L’état climatique actuel du monde, dû essentiellement à l’activité humaine, fait que la consommation d’énergie devra être impérativement décarbonée d’ici 2050, selon les accords de Paris (on n’en prend pas trop le chemin !).

En plus des nécessaires économies d’énergie (diminution du besoin, efficacité énergétique…) que certains chiffrent à 30 %, les énergies primaires utilisables seront d’origine :

-        terrestre (biomasse, géothermie, nucléaire…), avec certainement encore un tout petit peu d’hydrocarbure,

-        mais, essentiellement, solaire (photovoltaïsme, vent, hydraulique…).

Le vecteur qui permettra de les utiliser sera presque exclusivement l’électricité pour la chaleur (chauffage air, eau), la mobilité, l’agriculture, les processus industriels…

 

1 - Quelle part aura le nucléaire en 2050 dans cette production d’électricité ?

 

Au niveau mondial :

Actuellement, selon l’AIEA (Agence Internationale de l’Energie Atomique), 339 réacteurs à uranium enrichi (surtout à eau pressurisée et bouillante) sont en service dans le monde.
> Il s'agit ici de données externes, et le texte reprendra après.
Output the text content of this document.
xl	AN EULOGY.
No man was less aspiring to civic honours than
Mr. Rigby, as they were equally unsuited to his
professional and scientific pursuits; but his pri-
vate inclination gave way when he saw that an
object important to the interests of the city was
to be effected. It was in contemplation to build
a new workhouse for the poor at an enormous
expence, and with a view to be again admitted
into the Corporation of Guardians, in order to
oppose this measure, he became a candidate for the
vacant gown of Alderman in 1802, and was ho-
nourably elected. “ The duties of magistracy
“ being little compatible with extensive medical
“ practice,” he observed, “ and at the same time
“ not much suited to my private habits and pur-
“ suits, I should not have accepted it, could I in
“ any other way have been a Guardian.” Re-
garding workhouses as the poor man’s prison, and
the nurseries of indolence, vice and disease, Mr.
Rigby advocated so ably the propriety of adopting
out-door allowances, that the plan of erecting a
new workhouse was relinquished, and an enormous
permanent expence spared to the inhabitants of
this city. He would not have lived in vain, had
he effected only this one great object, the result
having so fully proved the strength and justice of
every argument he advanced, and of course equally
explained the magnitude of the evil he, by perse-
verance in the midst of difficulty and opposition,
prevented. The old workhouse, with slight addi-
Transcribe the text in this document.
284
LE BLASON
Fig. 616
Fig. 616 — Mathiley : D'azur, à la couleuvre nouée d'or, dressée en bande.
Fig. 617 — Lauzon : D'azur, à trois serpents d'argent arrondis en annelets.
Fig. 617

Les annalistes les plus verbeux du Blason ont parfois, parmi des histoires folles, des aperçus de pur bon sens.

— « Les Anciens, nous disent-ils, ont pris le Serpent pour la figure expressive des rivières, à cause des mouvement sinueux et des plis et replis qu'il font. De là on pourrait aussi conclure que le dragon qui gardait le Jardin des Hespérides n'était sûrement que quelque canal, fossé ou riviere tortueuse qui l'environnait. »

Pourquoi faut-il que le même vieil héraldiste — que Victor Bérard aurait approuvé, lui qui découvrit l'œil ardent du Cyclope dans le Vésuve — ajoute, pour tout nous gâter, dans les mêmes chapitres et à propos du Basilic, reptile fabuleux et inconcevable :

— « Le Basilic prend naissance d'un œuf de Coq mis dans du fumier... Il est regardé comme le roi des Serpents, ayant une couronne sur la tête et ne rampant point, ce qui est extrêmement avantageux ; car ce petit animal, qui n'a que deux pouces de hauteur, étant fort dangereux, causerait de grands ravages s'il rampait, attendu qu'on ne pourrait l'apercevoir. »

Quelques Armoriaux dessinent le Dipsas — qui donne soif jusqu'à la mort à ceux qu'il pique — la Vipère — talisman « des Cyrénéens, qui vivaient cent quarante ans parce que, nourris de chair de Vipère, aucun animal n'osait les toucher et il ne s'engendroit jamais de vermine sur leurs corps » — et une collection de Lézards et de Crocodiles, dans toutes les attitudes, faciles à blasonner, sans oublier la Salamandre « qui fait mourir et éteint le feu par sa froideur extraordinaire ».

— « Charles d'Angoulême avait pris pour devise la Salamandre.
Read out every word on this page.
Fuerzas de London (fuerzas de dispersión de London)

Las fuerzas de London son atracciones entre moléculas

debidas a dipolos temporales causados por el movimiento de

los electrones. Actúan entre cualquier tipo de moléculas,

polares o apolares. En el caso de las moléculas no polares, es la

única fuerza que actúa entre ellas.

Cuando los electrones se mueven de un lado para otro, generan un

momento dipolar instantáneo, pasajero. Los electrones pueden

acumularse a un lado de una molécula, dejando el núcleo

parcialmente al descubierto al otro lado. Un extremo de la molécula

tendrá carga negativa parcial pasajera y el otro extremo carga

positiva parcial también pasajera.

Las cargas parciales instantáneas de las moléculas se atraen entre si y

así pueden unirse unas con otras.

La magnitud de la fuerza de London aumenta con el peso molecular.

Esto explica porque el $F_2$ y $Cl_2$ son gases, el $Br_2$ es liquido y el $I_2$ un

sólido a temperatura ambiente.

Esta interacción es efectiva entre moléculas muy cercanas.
C’est 100 de moins qu’en 2010, Fukushima est passé par là !

 

Chaque réacteur produisant annuellement aux alentours de 7 Twh (milliard de kilo watt heures) en pleine charge annuelle, la production mondiale d’électricité nucléaire est d’environ 2 400 Twh.

On estime (avec difficulté) la consommation d’énergie finale de toute l’humanité à peu près à 100 000 Twh.

 

Dans ces conditions, le nucléaire ne couvre pas 3 % des besoins et on voit mal comment il pourrait en couvrir une part significative en 2050 étant donné la technicité et les coûts faramineux d’investissement que cette technologie impose : la plupart des pays ne peuvent y avoir accès et il y aurait tout à craindre d’une telle prolifération.

 

Le nucléaire n’est en aucune façon une solution

 pour l’avenir énergétique du monde.

 

Mais est-ce vrai à d’autres échelles, en particulier d’un pays comme la France qui est un des plus nucléarisés par rapport à sa production d’électricité (70 %) ?

 

Au niveau français :

56 réacteurs, tous à eau pressurisée sont en activité, représentant une puissance d’une soixantaine de GW (giga watt, million de kilo watts), censés produire annuellement environ 400 Twh, soit 24 % du besoin de la consommation finale des Français de 1 650 Twh (1.7 % de la conso mondiale, alors que nous ne sommes que 1 % de la population mondiale : des nantis, vous dis-je). Le reste est couvert essentiellement par les hydrocarbures, le gaz et, pour 19 %, par les renouvelables en 2022 (hydraulique compris), en-dessous de notre objectif de 23 % : nous sommes les seuls dans l’UE à ne pas respecter nos propres engagements !

 

Ces machines ont actuellement un âge moyen de 38 ans (43 pour Bugey à 19 pour Civaux) et en 2022, elles n’ont produit que 285 Twh, soit seulement 17 % de nos besoins, moins que le renouvelable ! Il faut se souvenir qu’en septembre 2022, 32 de ces réacteurs étaient à l’arrêt. Ils étaient encore 17 en novembre, et, si la consommation hivernale a pu être satisfaite c’est parce que l’hiver a été doux, que les Français auraient fait attention (soi-disant 10 % d’économie), mais surtout parce qu’on a acheté beaucoup d’électricité à nos voisins allemands et espagnols ! Notre balance du commerce extérieur est passée à – 163 MM € contre environ – 70 les années précédentes.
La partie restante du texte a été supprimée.